Fortunately, those things are all measures of last resort, and the organization has only just started working on its contingency plans. For now, the organization will continue doing the work it has always done but in a more amplified and urgent manner to help those most in need. 

The Hesperian Foundation, which recently received a three-year, $2.7 million grant from the Bill and Melinda Gates Foundation, intended to help the organization expand and update Where There Is No Doctor, has likewise initiated an 18-month strategic planning process to help it weather the rough times ahead.  

The Seva Foundation is looking at similar cost-cutting options to help it operate more efficiently. 

“We’re going to have to get more creative,” Woodland said. The Seva Foundation recently celebrated its 30th anniversary and counts its long history and national donor base as points in its favor.  

Nevertheless, “It’s going to be a challenge,” said Woodland. 

The Brower Center faces a launch in the middle of an economic crisis. 

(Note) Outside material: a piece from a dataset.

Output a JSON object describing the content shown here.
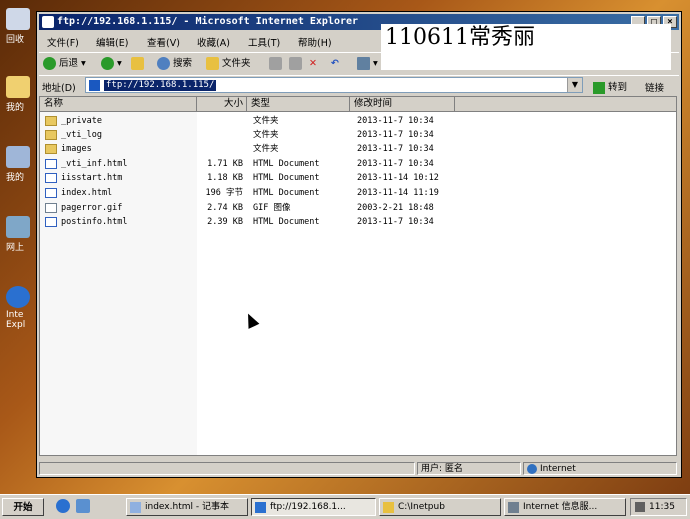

“We’ve always been fairly lean and entrepreneurial, and we’re going to have to get even more so,” Tobin said.  

Because of the economic downturn, the Brower Center is looking at ways to operate more frugally and with a minimal staff. Although the building’s expenditures are fairly constant, they face recruiting potential tenants who are leery of incurring more overhead costs. The center’s spring campaign will focus on convincing organizations that the investment in efficient infrastructure will reward them in the future. 

The new year offers a fresh chance for the organizations to promote their goals and for the community to put money back into itself. 

“It’s a fine line between despair and hope every day,” Steinbach said. “I know that some agencies will survive, some will close their doors, and some will find unexpected opportunities.”